他含笑溫柔的眼神裏盛著濃的化不開的情緒,開口說的話卻被海浪撞擊的聲音覆蓋的七七八八。

李遙月不用再聽一遍,她看著他的口型,就讀得清楚。

一字一句,薄唇張合,說的是。

我愛你。

那麽簡單,也那麽泛濫的三個字,李遙月卻難以控制地微微發抖。

徐知舟只以為她冷,滿滿當當地擁她入懷,體溫貼著皮膚細密地傳來。

“早知道要多帶兩件衣服的。”

他埋怨道,然後低頭親了親她額頭:“再看五分鐘,得回去了,再吹下去你要感冒了我日。”

* * *

他們一直待到晚上十點多,本來徐知舟準備掏錢在海灘邊露營,被李遙月攔下來了。

回去後,徐知舟完全沒有察覺到變得有些奇怪的氣氛。

排練室裏氣氛僵硬詭異。

程凜一見他出現,在所有人之前把他拉了出去。

“徐知舟,我們談談。”

徐知舟的腳還沒踏進去,就被拽走了,臨關門的時候,他只看到陸霄緊鎖的眉頭和擔憂的神色。

“晚上的彩排你不在,出了點事。”

程凜斜斜靠在窗口,從煙盒裏磕出兩根通體雪白的煙,遞給他一根。

“我知道。”徐知舟瞥了眼,沒接:“什麽事,你直接說吧。”

“洩露,還有剽竊。”

“我們的順序是倒數第十,再往前七個,有個叫……顧珺的,他從前奏開始的和弦跟我們那首歌撞的一塌糊塗。”

程凜:“還有副歌部分,當然,撞得是你改之前的。”

徐知舟嗯了一聲,黑眸微沈:“現在呢,怎麽說的?”

“不是怎麽說的問題。”

程凜微微勾唇,說不清是苦笑還是什麽,很覆雜的一個笑:“顧珺說,曲子是從你這裏得到的‘靈感’,你們倆聊過。”

徐知舟眼神如鋒刃似地冷下來:“顧珺?”

“曲目我們可以換,雖然我不喜歡你,但是要說你能做出這麽下作的事,我也不信。但現在這也不是主要的問題。”

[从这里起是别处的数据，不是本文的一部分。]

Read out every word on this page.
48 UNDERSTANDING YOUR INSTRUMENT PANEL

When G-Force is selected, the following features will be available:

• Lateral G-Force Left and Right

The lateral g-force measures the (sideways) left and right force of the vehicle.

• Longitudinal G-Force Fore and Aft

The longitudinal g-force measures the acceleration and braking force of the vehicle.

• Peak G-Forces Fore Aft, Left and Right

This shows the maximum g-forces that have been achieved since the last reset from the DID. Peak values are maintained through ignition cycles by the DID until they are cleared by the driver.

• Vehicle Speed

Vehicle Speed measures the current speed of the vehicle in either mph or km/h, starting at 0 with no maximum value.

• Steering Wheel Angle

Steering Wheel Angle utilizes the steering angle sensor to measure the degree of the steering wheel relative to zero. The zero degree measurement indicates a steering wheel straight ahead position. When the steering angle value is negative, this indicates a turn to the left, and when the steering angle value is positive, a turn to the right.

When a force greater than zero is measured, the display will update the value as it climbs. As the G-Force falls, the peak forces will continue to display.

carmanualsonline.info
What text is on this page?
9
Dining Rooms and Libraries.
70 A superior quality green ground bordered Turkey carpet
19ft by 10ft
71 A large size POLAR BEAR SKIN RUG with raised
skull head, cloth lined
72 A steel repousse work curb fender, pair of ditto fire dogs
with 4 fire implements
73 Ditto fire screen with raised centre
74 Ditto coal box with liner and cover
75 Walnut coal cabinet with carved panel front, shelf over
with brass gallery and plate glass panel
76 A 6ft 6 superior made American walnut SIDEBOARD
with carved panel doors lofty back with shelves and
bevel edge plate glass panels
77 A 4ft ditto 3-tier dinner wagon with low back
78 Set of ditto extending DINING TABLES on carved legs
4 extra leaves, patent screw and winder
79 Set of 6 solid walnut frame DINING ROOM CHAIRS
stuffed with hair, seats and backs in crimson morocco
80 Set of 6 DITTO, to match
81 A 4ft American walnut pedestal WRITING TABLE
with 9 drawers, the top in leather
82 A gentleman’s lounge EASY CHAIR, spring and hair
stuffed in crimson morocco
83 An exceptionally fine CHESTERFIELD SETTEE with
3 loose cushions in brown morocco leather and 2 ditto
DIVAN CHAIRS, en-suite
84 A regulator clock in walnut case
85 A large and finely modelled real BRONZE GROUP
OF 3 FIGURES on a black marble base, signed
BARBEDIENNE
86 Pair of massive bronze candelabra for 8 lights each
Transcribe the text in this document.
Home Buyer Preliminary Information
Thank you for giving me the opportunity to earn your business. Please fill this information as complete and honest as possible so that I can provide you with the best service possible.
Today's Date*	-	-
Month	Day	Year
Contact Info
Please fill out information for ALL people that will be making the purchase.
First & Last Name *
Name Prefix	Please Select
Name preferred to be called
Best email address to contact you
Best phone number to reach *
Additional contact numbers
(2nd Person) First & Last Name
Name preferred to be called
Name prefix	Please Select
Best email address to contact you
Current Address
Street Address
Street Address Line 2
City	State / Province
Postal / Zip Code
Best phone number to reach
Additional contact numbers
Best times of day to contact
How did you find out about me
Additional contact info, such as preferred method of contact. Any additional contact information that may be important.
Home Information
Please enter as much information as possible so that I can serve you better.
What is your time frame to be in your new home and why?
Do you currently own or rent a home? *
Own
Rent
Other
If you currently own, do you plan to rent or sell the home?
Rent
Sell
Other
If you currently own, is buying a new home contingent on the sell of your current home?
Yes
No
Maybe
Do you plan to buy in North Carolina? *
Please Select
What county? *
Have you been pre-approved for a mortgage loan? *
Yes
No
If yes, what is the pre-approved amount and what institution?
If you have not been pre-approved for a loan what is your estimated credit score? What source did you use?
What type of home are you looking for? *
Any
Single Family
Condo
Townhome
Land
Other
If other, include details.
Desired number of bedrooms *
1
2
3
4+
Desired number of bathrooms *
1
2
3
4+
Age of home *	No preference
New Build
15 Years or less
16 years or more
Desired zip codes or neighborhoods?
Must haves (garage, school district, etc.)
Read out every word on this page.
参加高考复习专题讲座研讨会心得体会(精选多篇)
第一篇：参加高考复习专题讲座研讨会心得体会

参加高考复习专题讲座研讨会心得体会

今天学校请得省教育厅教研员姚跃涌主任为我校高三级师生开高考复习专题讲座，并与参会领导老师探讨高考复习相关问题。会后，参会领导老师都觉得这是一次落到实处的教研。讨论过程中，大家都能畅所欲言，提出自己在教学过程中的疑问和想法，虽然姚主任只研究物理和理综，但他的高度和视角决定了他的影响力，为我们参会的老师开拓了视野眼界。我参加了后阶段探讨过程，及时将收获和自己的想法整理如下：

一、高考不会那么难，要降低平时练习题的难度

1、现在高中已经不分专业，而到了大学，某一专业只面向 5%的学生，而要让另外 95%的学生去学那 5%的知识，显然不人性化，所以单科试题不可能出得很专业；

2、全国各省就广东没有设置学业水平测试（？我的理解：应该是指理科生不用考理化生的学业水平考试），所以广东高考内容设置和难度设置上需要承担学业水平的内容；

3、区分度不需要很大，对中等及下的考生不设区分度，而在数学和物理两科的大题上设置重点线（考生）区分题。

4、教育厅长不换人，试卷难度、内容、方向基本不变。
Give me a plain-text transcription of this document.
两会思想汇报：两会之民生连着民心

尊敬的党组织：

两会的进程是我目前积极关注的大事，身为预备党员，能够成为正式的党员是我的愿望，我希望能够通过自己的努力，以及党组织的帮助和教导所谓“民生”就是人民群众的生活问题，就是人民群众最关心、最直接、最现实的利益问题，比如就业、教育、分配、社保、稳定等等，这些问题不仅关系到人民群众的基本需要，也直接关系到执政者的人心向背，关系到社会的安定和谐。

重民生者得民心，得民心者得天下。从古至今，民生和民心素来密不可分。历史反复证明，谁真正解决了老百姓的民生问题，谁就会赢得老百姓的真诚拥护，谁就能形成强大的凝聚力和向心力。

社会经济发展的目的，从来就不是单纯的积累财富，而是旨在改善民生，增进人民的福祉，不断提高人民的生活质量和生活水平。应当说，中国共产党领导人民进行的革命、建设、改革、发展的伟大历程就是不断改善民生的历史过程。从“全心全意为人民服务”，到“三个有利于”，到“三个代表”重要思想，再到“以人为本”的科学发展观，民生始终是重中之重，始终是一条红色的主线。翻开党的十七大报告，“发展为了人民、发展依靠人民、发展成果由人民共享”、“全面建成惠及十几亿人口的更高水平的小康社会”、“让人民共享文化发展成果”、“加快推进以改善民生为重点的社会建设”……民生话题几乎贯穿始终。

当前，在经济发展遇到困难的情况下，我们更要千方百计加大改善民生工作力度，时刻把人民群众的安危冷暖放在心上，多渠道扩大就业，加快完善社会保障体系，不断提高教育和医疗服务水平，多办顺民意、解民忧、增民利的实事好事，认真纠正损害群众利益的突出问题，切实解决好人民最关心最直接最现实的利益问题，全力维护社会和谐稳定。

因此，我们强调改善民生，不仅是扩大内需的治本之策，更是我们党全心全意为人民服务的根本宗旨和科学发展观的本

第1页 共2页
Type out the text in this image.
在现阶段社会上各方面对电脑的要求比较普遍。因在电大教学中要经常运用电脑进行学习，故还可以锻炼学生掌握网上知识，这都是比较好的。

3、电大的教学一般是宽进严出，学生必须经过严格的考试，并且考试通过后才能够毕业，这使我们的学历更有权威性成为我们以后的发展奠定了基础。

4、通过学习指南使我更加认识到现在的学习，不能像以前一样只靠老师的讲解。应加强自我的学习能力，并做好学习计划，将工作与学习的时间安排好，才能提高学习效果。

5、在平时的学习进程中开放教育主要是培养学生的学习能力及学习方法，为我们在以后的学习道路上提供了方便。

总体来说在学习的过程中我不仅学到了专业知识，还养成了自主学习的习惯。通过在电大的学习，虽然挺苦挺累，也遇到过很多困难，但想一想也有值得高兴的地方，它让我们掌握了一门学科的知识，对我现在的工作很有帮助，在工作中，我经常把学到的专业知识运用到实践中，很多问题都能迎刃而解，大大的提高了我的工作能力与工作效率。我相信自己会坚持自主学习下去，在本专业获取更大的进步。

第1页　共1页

“不知道是誰洩密,已經有人在網上爆料,把這事捅出去了,說選手內訌互相出賣,矛頭就在你身上。”

程凜用指腹把煙頭摁滅,煩躁地擰了擰眉頭:“大概就是這樣。你知道是怎麽回事嗎?”

徐知舟轉身就往排練室走:“我知道。”

程凜猛地擡頭望他。

徐知舟罵了句臟話:“我他媽一被賣的知道狗屁。”

他還沒走進去,迎面撞上了臉色微微有些蒼白的顧珺,他直直地望著徐知舟,眼神沒有絲毫躲閃。

胡易生正要開口叫徐知舟,卻見徐知舟下一秒就拎著顧珺的領子把人拉走了,只甩下了冷冷一句:“借一步說話。”

徐知舟的力氣是真大,顧珺在被迫跟著他往天臺走的路上試圖掙脫,但幾次都未果,幹脆就放棄了。

“你今天最好給我一個解釋。”

徐知舟用腳把天臺門關上,微微笑了笑,眼裏一片寒意:“我給的你歌?勞煩,什麽時候?”

他這輩子最恨的事,就是背叛。

顧珺沒說話,半晌,靠過去一點,也笑了笑,沒有接他的話,聲音很輕:“你那點破事,愛你的粉絲們還不知道呢吧?”

作者有話要說: 不會很虐,放心。